Они с Матерью засмеялись. По всем континентам пробежало эхо, зазвенела хрустальная посуда.

Эдвин лежал в постели, на которую падал лунный свет. За открытым окном находился край Мира. За ним — мир голубой и зеленый, где жили Злобные Душегубы.

Завтра предстояло праздновать его день рождения. Почему? Разве он был хорошим мальчиком? Нет. Ну и почему? Оттого что… было тревожно. Да. Вот именно. День рождения был нужен, чтобы развеселиться и успокоиться.

Эдвин предвидел, что теперь дни рождения будут случаться все чаще. Дела в доме запутывались. Пружина сжималась. Мать смеялась делано и слишком часто, ее глаза сверкали диким блеском.

— А Учительницу пригласим?

— Нет!

Они с мамой никогда не встречались.

— Почему нет, Мама?

— Потому.

— А вам не хочется встретиться с Мамой? — спросил он Учительницу.

— Потом когда-нибудь.

Куда Учительница уходит по вечерам? В какую-нибудь из тайных комнат? Эдвин посмотрел на стену деревьев. Вряд ли.

Его глаза закрылись.

В прошлом году, когда в доме стало тревожно, мама тоже передвинула его день рождения.

Как-нибудь ночью, мечтал он, я отправлюсь на Верхние земли и посмотрю, вправду ли Учительница сидит там все время.

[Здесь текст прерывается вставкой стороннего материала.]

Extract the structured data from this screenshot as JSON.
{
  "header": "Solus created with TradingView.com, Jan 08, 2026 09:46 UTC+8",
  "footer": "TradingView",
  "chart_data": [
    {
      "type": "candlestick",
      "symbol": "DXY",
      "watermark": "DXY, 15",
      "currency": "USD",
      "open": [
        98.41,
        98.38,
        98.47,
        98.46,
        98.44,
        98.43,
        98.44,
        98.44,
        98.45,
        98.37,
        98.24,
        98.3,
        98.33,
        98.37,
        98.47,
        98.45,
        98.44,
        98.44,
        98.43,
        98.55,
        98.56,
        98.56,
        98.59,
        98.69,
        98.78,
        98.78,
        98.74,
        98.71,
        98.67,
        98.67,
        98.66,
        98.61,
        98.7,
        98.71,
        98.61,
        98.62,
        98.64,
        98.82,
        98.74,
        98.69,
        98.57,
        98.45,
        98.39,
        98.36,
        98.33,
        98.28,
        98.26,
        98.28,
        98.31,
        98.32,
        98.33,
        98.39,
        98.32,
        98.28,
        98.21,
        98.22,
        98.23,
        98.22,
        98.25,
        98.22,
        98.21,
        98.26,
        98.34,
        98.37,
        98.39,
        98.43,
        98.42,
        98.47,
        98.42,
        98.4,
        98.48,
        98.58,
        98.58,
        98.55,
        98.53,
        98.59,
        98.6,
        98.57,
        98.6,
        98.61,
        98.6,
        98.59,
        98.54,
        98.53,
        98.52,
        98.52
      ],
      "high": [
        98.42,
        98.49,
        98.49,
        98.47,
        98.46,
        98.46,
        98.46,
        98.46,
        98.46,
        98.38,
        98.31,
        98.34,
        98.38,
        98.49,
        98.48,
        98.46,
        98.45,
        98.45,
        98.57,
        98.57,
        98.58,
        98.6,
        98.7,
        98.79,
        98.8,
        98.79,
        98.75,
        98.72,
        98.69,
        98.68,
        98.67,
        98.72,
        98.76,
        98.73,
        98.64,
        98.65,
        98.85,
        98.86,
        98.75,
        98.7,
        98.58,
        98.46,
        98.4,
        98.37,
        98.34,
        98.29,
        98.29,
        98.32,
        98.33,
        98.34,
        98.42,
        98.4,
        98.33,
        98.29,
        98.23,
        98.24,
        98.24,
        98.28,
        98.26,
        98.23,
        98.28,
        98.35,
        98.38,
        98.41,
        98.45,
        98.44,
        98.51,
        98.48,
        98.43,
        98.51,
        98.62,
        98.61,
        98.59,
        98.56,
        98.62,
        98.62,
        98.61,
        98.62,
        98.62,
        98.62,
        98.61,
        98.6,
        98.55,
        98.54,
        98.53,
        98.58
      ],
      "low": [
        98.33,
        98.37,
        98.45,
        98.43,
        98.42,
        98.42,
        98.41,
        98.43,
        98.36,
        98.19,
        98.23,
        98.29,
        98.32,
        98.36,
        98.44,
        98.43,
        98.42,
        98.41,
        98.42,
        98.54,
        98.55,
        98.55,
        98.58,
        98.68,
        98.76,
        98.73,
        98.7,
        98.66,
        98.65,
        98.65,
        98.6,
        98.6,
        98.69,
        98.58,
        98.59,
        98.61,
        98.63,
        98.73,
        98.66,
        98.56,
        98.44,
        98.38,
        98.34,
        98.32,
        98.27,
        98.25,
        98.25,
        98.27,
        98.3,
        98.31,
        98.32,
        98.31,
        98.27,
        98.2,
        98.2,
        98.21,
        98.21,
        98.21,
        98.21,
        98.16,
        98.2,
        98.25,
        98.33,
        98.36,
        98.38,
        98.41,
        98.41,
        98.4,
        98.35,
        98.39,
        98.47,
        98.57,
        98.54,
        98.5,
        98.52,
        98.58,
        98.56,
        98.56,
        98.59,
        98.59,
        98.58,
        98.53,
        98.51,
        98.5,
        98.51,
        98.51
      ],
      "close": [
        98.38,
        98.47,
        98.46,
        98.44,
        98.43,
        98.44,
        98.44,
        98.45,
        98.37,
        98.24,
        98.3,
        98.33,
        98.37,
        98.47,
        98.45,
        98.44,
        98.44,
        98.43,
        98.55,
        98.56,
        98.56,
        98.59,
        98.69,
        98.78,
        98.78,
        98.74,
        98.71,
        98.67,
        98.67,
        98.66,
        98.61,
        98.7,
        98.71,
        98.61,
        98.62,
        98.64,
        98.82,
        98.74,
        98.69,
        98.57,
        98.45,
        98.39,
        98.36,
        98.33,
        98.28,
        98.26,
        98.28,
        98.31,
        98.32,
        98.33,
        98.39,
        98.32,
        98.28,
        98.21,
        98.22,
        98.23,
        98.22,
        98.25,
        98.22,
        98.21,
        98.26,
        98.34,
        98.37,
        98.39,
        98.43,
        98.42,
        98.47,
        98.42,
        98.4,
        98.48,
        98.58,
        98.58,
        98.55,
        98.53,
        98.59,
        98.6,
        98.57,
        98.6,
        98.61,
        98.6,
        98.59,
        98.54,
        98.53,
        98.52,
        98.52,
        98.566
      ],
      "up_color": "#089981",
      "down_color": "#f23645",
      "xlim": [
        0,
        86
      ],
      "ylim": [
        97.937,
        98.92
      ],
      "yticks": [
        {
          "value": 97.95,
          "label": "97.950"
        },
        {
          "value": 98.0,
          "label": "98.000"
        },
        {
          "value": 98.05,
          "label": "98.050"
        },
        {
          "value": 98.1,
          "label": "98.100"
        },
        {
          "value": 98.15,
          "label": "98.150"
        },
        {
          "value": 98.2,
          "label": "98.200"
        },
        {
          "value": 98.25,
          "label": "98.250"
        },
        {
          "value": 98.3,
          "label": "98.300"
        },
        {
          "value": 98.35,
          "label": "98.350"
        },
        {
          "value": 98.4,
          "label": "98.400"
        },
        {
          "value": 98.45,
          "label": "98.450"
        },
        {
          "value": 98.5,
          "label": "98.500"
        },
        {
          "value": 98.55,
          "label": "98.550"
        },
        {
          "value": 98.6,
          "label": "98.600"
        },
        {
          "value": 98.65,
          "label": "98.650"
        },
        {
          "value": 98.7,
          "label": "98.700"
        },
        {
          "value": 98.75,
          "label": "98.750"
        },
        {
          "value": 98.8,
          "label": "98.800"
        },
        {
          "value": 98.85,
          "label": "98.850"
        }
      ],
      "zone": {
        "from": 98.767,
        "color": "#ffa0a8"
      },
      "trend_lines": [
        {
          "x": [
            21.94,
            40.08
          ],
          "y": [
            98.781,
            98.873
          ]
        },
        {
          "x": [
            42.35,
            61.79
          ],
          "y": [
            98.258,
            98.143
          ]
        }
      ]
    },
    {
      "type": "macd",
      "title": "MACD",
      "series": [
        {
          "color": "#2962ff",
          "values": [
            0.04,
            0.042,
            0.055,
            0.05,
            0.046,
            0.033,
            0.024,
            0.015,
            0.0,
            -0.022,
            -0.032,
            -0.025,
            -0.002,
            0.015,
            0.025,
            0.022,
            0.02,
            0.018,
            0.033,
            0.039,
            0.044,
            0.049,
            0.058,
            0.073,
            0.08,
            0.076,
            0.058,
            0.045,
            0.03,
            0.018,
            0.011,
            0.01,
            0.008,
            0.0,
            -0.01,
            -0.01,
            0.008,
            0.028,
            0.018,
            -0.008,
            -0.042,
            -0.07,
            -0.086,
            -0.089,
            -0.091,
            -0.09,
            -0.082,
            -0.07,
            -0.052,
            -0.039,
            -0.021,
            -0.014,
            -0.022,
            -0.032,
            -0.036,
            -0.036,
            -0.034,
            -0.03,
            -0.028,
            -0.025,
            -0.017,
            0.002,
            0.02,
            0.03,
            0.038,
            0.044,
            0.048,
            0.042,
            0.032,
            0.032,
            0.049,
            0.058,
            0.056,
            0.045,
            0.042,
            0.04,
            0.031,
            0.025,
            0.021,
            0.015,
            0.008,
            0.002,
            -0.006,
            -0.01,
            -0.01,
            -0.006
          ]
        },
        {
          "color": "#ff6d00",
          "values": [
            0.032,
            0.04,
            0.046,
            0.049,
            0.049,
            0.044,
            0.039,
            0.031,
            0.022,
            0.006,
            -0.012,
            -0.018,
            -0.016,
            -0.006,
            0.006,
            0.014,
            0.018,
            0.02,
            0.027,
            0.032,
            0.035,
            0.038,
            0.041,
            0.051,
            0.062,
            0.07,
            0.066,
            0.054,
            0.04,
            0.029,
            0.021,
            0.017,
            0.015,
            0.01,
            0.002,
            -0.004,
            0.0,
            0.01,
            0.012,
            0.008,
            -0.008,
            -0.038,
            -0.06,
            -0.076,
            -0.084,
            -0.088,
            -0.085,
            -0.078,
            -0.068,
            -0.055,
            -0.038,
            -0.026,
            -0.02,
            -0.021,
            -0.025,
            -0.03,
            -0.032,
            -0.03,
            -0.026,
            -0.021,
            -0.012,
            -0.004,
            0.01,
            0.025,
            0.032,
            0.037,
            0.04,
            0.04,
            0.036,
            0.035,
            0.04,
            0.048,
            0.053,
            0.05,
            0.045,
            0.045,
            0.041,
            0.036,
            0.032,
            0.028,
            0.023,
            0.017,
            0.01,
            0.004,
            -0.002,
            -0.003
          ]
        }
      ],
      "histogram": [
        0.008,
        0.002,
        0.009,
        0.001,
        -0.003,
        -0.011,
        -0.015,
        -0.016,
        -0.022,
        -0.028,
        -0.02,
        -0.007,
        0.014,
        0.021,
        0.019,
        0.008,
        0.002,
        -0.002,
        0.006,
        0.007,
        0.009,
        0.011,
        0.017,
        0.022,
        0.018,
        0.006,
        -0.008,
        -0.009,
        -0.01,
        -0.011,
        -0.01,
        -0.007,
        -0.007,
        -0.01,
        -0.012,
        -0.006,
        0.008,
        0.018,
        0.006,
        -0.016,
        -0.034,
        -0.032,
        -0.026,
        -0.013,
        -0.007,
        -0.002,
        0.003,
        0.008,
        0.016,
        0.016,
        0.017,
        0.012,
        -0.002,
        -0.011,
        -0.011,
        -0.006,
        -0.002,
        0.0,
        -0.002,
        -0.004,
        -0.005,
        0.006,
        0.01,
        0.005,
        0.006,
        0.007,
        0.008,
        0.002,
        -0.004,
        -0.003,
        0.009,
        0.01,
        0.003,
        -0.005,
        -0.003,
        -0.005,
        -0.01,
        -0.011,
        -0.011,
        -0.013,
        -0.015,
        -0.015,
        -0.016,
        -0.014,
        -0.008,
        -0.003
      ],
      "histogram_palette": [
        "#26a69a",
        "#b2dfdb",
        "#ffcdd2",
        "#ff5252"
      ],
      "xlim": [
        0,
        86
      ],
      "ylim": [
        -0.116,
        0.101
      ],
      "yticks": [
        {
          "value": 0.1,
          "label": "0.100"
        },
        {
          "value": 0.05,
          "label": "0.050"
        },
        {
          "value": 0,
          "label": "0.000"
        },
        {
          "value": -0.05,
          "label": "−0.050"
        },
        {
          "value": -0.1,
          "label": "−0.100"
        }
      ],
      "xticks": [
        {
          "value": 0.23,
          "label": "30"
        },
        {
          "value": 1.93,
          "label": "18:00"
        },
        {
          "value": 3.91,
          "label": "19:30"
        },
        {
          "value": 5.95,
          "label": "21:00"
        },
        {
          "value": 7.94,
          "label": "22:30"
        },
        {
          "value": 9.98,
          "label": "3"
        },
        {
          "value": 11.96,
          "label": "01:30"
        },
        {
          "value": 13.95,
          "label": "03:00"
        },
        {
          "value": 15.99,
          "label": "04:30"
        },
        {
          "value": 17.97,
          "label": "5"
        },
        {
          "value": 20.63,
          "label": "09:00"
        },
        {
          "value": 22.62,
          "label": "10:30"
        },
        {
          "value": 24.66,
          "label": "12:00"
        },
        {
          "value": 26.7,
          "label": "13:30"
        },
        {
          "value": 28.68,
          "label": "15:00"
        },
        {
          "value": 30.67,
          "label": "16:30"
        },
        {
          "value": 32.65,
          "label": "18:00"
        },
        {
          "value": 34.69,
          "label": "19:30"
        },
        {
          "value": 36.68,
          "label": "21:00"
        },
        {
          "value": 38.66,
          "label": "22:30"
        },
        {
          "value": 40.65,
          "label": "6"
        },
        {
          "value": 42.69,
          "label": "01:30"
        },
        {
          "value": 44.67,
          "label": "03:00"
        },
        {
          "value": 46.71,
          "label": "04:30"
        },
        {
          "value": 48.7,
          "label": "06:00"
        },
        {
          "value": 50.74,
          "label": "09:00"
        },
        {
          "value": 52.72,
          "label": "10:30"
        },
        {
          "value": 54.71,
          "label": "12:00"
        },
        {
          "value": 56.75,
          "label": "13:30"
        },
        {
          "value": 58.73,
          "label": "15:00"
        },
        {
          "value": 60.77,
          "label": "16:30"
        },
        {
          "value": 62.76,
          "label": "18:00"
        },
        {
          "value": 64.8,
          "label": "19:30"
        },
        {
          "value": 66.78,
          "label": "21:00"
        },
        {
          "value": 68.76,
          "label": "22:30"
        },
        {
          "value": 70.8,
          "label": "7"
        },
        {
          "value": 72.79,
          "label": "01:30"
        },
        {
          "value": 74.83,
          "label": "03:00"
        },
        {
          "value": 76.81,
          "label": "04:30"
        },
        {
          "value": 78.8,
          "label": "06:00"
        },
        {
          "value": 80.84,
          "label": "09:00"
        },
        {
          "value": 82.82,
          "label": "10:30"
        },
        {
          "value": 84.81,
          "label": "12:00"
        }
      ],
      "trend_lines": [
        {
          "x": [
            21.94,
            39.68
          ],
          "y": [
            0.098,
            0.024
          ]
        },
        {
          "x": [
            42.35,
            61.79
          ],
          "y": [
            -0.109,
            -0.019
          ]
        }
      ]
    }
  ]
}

Подумай о чем-нибудь другом. Бог. Бог, который построил эту Страну. Подумай о Его Смерти, о том часе, когда Его раздавило из зависти металлическое чудище на бетонной дороге.

Не иначе, Мир всколыхнулся, когда Он умер.

Однажды и я стану Богом. Мама так говорит.

Эдвин заснул.

Утром внизу зазвучали веселые голоса. Они доносились и из комнат, и из двора. Эдвин прислушивался у запертой снаружи двери; по праздникам она всегда бывала закрыта, пока голоса не смолкнут. Эдвин нахмурился. Чьи это голоса? Наверное, работников Бога. Не той же компании с картин Дали, которая живет снаружи? Мама ненавидит их прямо до одури. Тишина.

— С днем рождения!

Мама, приплясывая на ходу, отвела его к праздничному столу. Пирожные, мороженое, клубника, ветчина, говядина, окорок, высокие стаканы с чем-то розовым, белоснежный торт с его именем и красными цифрами… Эдвин был поражен.